[Intro]
Black candles, cracked lenses, ash in the air
Past sins in the walls like they trapped in there
Heartbeat like war drums under my ribs
Self-exorcism tonight — either die or leave
[Verse 1]
Schizophrenic sentiment settling in my skeleton
Venomous resonance bending my mental elements
Every breath got a hex in the texture embedded in it
Like the devil left fingerprints etched in my melanin
Pacing in circles with surgical verses rehearsing reversals
The person emerging’s concerning
Curtains are burning, furnace is turning
I’m learning the thing in the dark isn’t mercy deserving
Wordsmith with a cursed tongue
Church bells ring when the worst comes
Every regret manifests as a pestilence
Festered and nested inside of my chest again
Spirits that slither through mirrors and whisper
“You’re never delivered, you’re sick in the system”
[Pre-Chorus]
Salt on the floorboards
Blood on the doorknob
Voice in the dark saying “You can’t ignore God”
I scream right back
“Either leave my body…
Or we both die in it”
[Chorus]
Self-exorcism — head split, lights flick!

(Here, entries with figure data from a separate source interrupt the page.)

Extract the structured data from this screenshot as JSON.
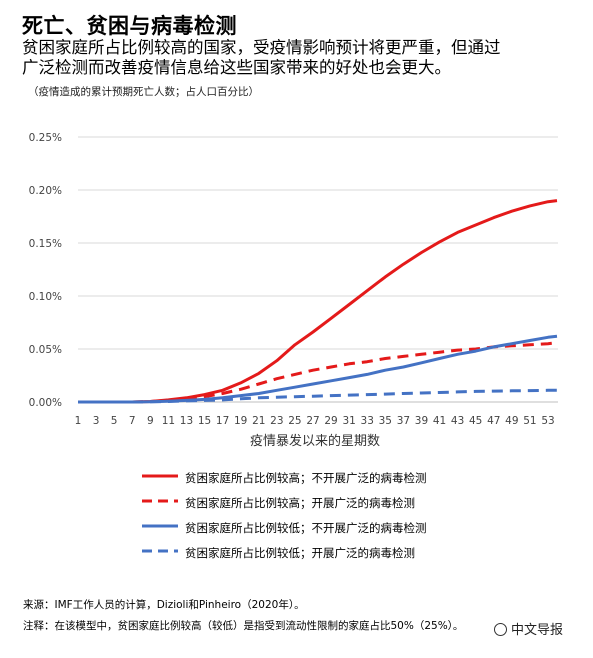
{
  "header": {
    "title": "死亡、贫困与病毒检测",
    "subtitle_line1": "贫困家庭所占比例较高的国家，受疫情影响预计将更严重，但通过",
    "subtitle_line2": "广泛检测而改善疫情信息给这些国家带来的好处也会更大。",
    "unit_note": "（疫情造成的累计预期死亡人数；占人口百分比）"
  },
  "footer": {
    "source": "来源：IMF工作人员的计算，Dizioli和Pinheiro（2020年）。",
    "note": "注释：在该模型中，贫困家庭比例较高（较低）是指受到流动性限制的家庭占比50%（25%）。",
    "watermark": "中文导报"
  },
  "colors": {
    "red": "#e41a1a",
    "blue": "#4472c4",
    "grid": "#d9d9d9",
    "axis": "#bfbfbf"
  },
  "chart_data": {
    "type": "line",
    "title": "死亡、贫困与病毒检测",
    "xlabel": "疫情暴发以来的星期数",
    "ylabel": "",
    "xlim": [
      1,
      53
    ],
    "ylim": [
      0,
      0.25
    ],
    "y_unit": "%",
    "x_ticks": [
      1,
      3,
      5,
      7,
      9,
      11,
      13,
      15,
      17,
      19,
      21,
      23,
      25,
      27,
      29,
      31,
      33,
      35,
      37,
      39,
      41,
      43,
      45,
      47,
      49,
      51,
      53
    ],
    "y_ticks": [
      0,
      0.05,
      0.1,
      0.15,
      0.2,
      0.25
    ],
    "y_tick_labels": [
      "0.00%",
      "0.05%",
      "0.10%",
      "0.15%",
      "0.20%",
      "0.25%"
    ],
    "grid": true,
    "legend_position": "bottom",
    "x": [
      1,
      3,
      5,
      7,
      9,
      11,
      13,
      15,
      17,
      19,
      21,
      23,
      25,
      27,
      29,
      31,
      33,
      35,
      37,
      39,
      41,
      43,
      45,
      47,
      49,
      51,
      53,
      54
    ],
    "series": [
      {
        "name": "贫困家庭所占比例较高；不开展广泛的病毒检测",
        "color": "#e41a1a",
        "dash": false,
        "values": [
          0,
          0,
          0,
          0,
          0.0005,
          0.002,
          0.004,
          0.007,
          0.011,
          0.018,
          0.027,
          0.039,
          0.054,
          0.066,
          0.079,
          0.092,
          0.105,
          0.118,
          0.13,
          0.141,
          0.151,
          0.16,
          0.167,
          0.174,
          0.18,
          0.185,
          0.189,
          0.19
        ]
      },
      {
        "name": "贫困家庭所占比例较高；开展广泛的病毒检测",
        "color": "#e41a1a",
        "dash": true,
        "values": [
          0,
          0,
          0,
          0,
          0.0005,
          0.0015,
          0.003,
          0.005,
          0.008,
          0.012,
          0.017,
          0.022,
          0.026,
          0.03,
          0.033,
          0.036,
          0.038,
          0.041,
          0.043,
          0.045,
          0.047,
          0.049,
          0.05,
          0.052,
          0.053,
          0.054,
          0.055,
          0.056
        ]
      },
      {
        "name": "贫困家庭所占比例较低；不开展广泛的病毒检测",
        "color": "#4472c4",
        "dash": false,
        "values": [
          0,
          0,
          0,
          0,
          0.0003,
          0.0008,
          0.0015,
          0.0025,
          0.004,
          0.006,
          0.008,
          0.011,
          0.014,
          0.017,
          0.02,
          0.023,
          0.026,
          0.03,
          0.033,
          0.037,
          0.041,
          0.045,
          0.048,
          0.052,
          0.055,
          0.058,
          0.061,
          0.062
        ]
      },
      {
        "name": "贫困家庭所占比例较低；开展广泛的病毒检测",
        "color": "#4472c4",
        "dash": true,
        "values": [
          0,
          0,
          0,
          0,
          0.0002,
          0.0005,
          0.001,
          0.0015,
          0.002,
          0.003,
          0.004,
          0.0045,
          0.005,
          0.0055,
          0.006,
          0.0065,
          0.007,
          0.0075,
          0.008,
          0.0085,
          0.009,
          0.0095,
          0.01,
          0.0103,
          0.0106,
          0.0108,
          0.011,
          0.011
        ]
      }
    ]
  }
}
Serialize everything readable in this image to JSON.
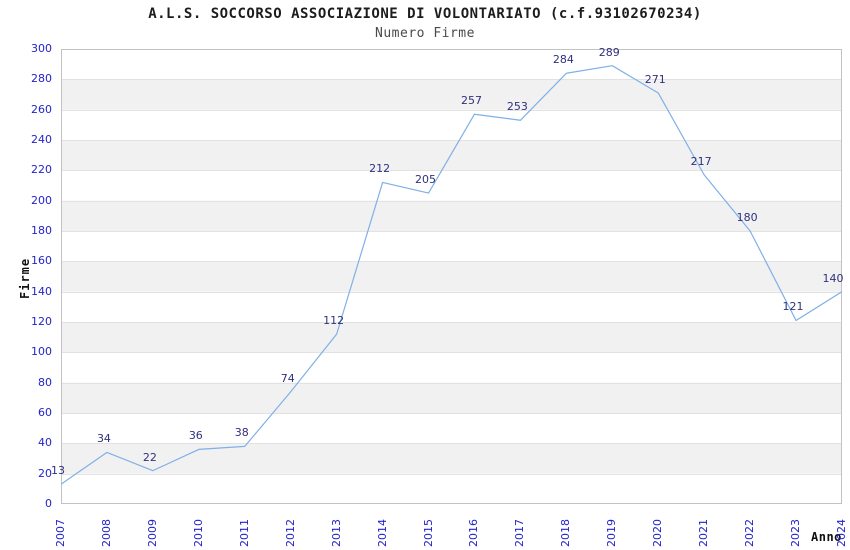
{
  "chart_data": {
    "type": "line",
    "title": "A.L.S. SOCCORSO ASSOCIAZIONE DI VOLONTARIATO (c.f.93102670234)",
    "subtitle": "Numero Firme",
    "xlabel": "Anno",
    "ylabel": "Firme",
    "x": [
      "2007",
      "2008",
      "2009",
      "2010",
      "2011",
      "2012",
      "2013",
      "2014",
      "2015",
      "2016",
      "2017",
      "2018",
      "2019",
      "2020",
      "2021",
      "2022",
      "2023",
      "2024"
    ],
    "series": [
      {
        "name": "Numero Firme",
        "values": [
          13,
          34,
          22,
          36,
          38,
          74,
          112,
          212,
          205,
          257,
          253,
          284,
          289,
          271,
          217,
          180,
          121,
          140
        ]
      }
    ],
    "ylim": [
      0,
      300
    ],
    "ytick_step": 20,
    "grid": true,
    "legend": "none",
    "band_fill": "alternating-horizontal",
    "data_labels_shown": true,
    "colors": {
      "line": "#7fb0e6",
      "axis_tick_labels": "#2323cd",
      "data_labels": "#30307e",
      "band": "#f1f1f1",
      "grid": "#e2e2e2",
      "plot_border": "#c2c2c2",
      "title": "#1c1c1c",
      "subtitle": "#4a4a4a",
      "axis_titles": "#111111",
      "background": "#ffffff"
    }
  }
}
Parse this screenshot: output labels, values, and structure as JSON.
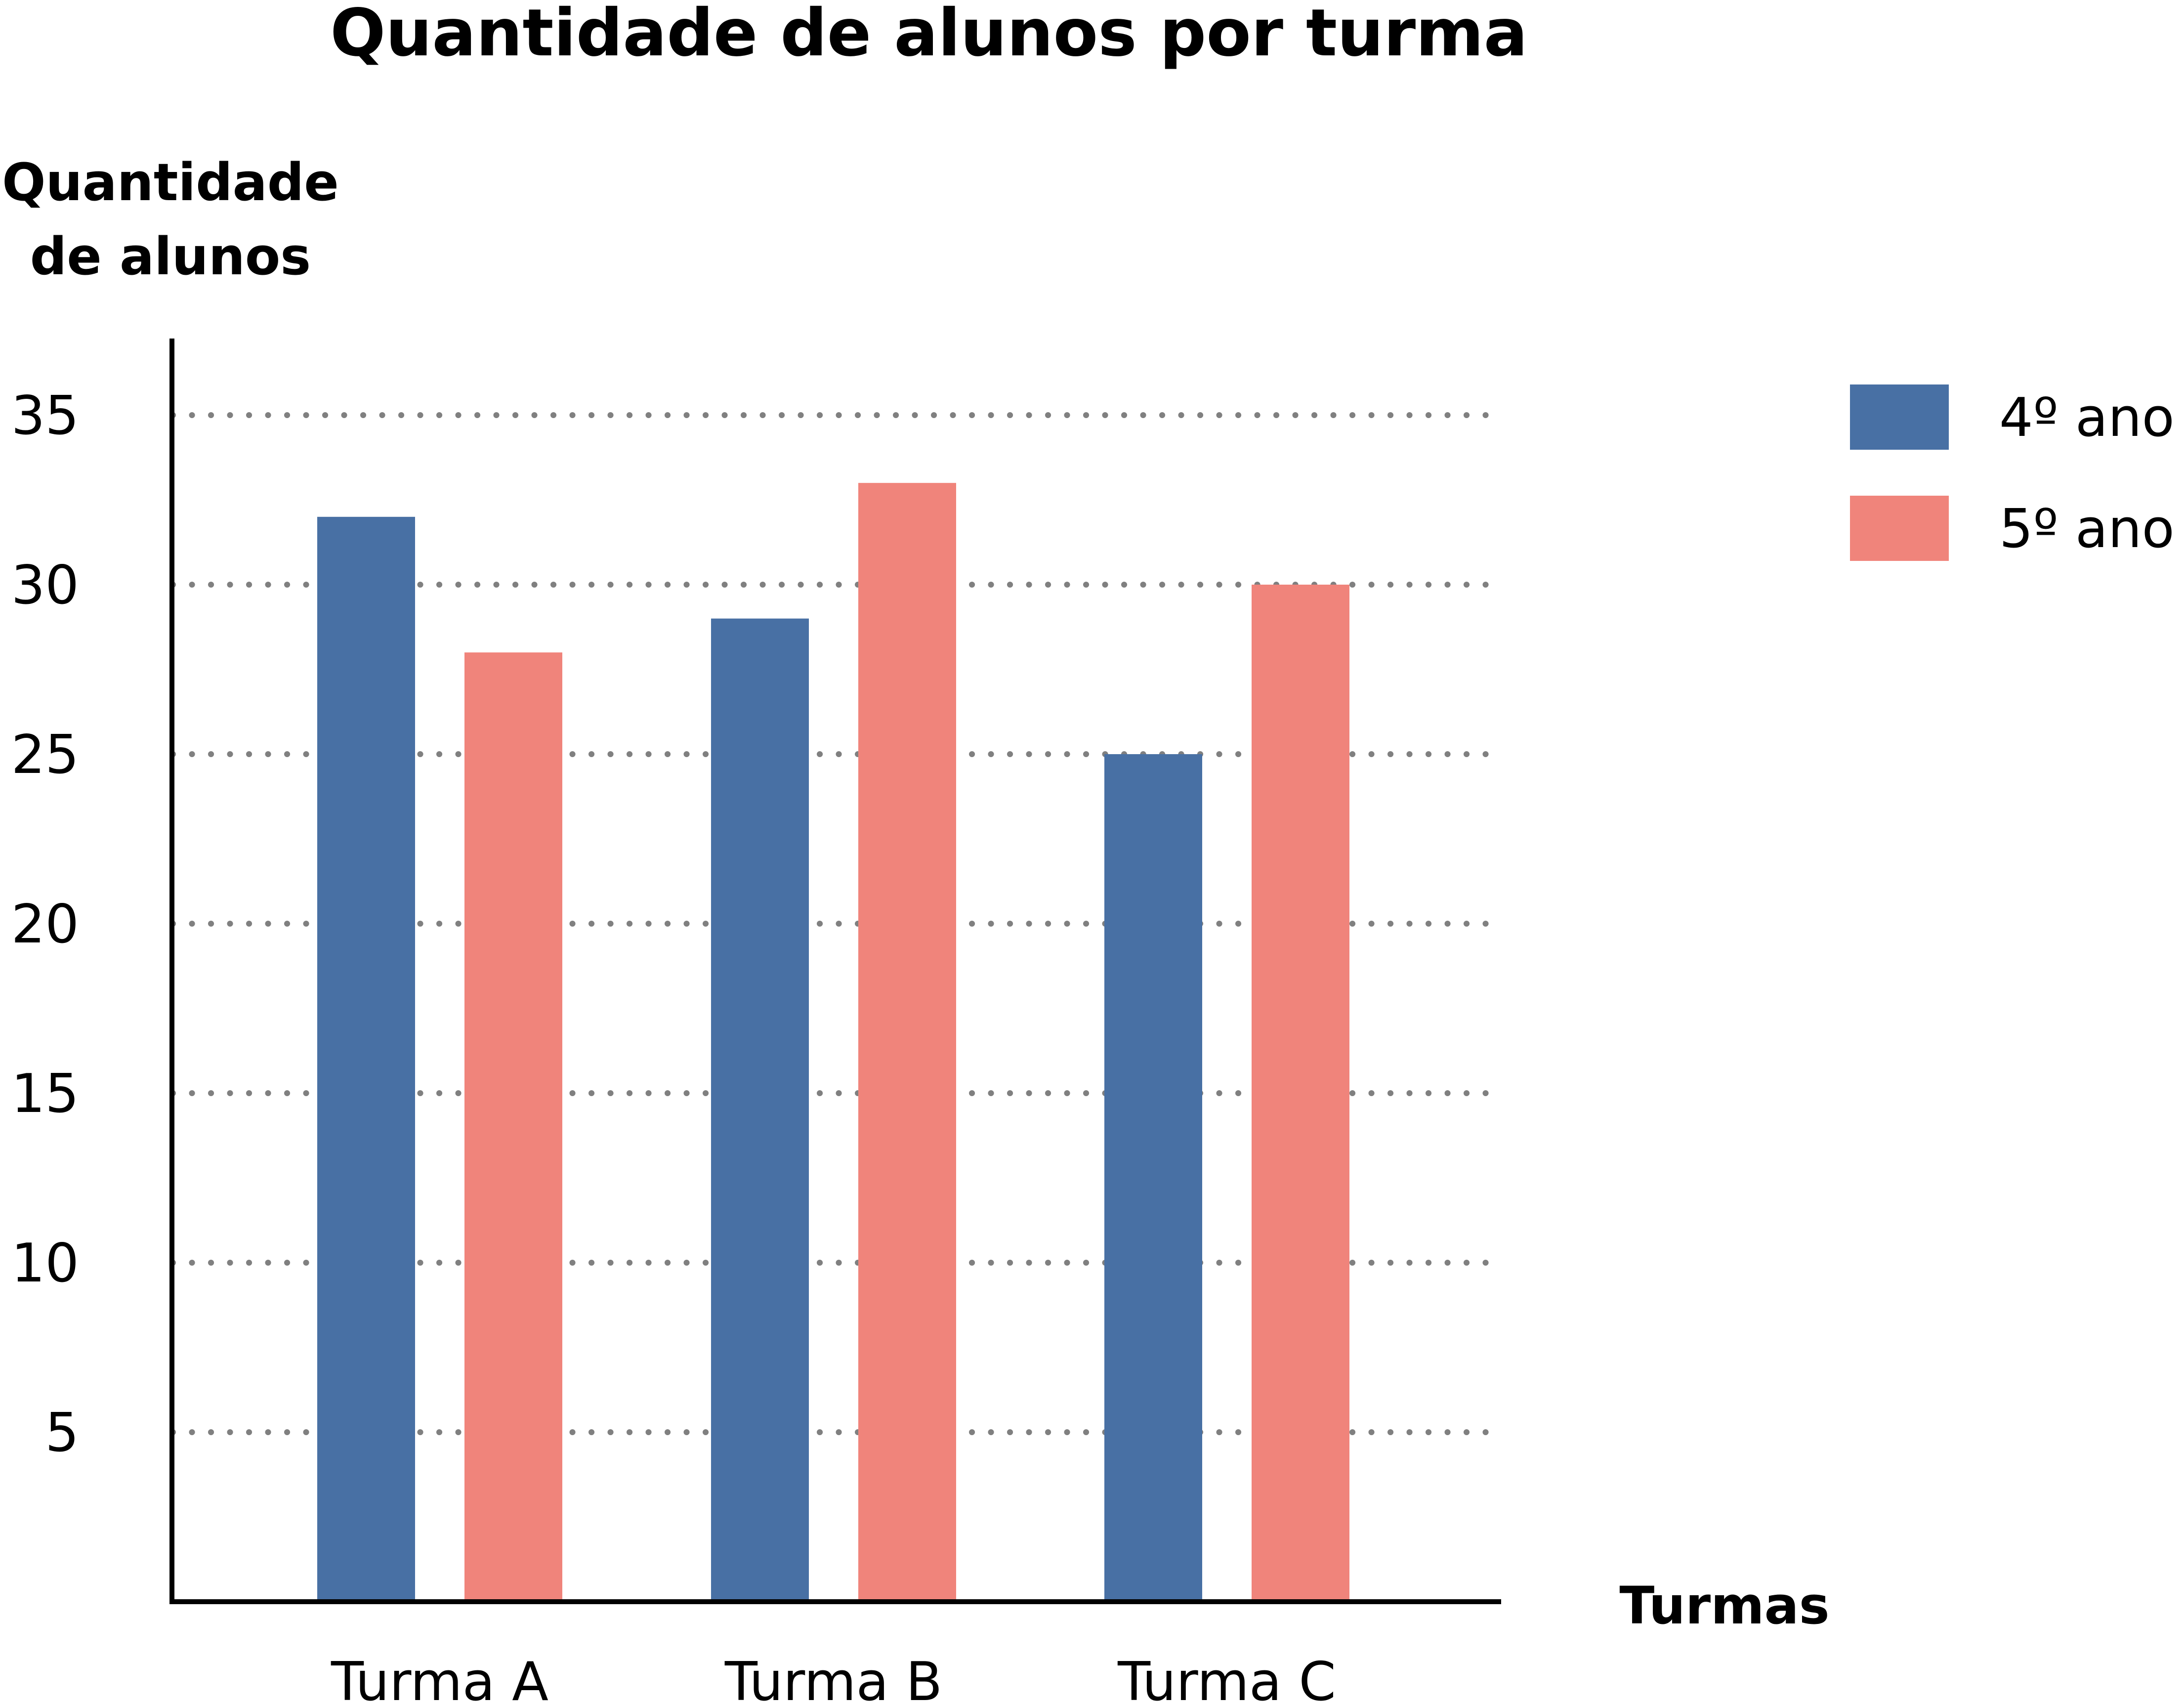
{
  "chart_data": {
    "type": "bar",
    "title": "Quantidade de alunos por turma",
    "ylabel": "Quantidade de alunos",
    "ylabel_lines": [
      "Quantidade",
      "de alunos"
    ],
    "xlabel": "Turmas",
    "categories": [
      "Turma A",
      "Turma B",
      "Turma C"
    ],
    "series": [
      {
        "name": "4º ano",
        "color": "#4870a4",
        "values": [
          32,
          29,
          25
        ]
      },
      {
        "name": "5º ano",
        "color": "#f0847b",
        "values": [
          28,
          33,
          30
        ]
      }
    ],
    "yticks": [
      5,
      10,
      15,
      20,
      25,
      30,
      35
    ],
    "ylim": [
      0,
      37.5
    ],
    "grid": true,
    "grid_style": "dotted",
    "legend_position": "right"
  }
}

Blood drip, tongue twist, crucifix bitch!
Voices all screaming in a pitch-black rhythm
“LET ME IN!” — get out my system!
Self-exorcism — chest kick, mind flip!
Teeth grit, veins twitch, all-night sickness!
Hands on my skull while I fight what’s within me
Yelling “YOU AIN’T GONNA END ME!”
[Verse 2]
Automatic panic attack with the black magic
Backtracking through bad habits and fragmented past damage
Half savage, half sadness matched with a cracked language
Laughing while I’m having a psychological crash landing
Walls got faces forming from the distortion
Warning me torment is normal and morphing
No sleep, heartbeat offbeat
Cold breeze crawl through the cracks in the concrete
Mind gone militant, spiraling villainous
Violence and bitterness tightening ligaments
Holy water thrown at the image in the mirror
But the image only grins while it’s getting nearer
Then it whispered:
“You can’t kill fear when the fear’s your creator”
I screamed right back:
“Then I’ll die as your betrayer!”
[Breakdown]
Get out my cortex
Out my conscience
Out my bloodstream
Out my optics
I won’t let darkness
Build a house in me
[Verse 3]
Parasitic patterns in the back of my cranium
Aggravated anguish with catastrophic behavior shifts
Hallucinations got me pacing with a dangerous cadence
Every phrase rearranged into hateful evocations
Pulse jumping rhythmically like war drums spiritually
Skin crawl, eyes blur instantly
Room full of whispers speaking cryptically
“Give in… let the sickness live”
Nah — I’d rather die than let the demon win
So I carved every sin that I hid deep within
Into these lyrics just to bleed it from my skin
[Outro]
Candles fade with the dawn appearing
Heavy breathing, ears still ringing
Mirror cracked but the grin disappeared…
Now the silence sounds worse than the spirit.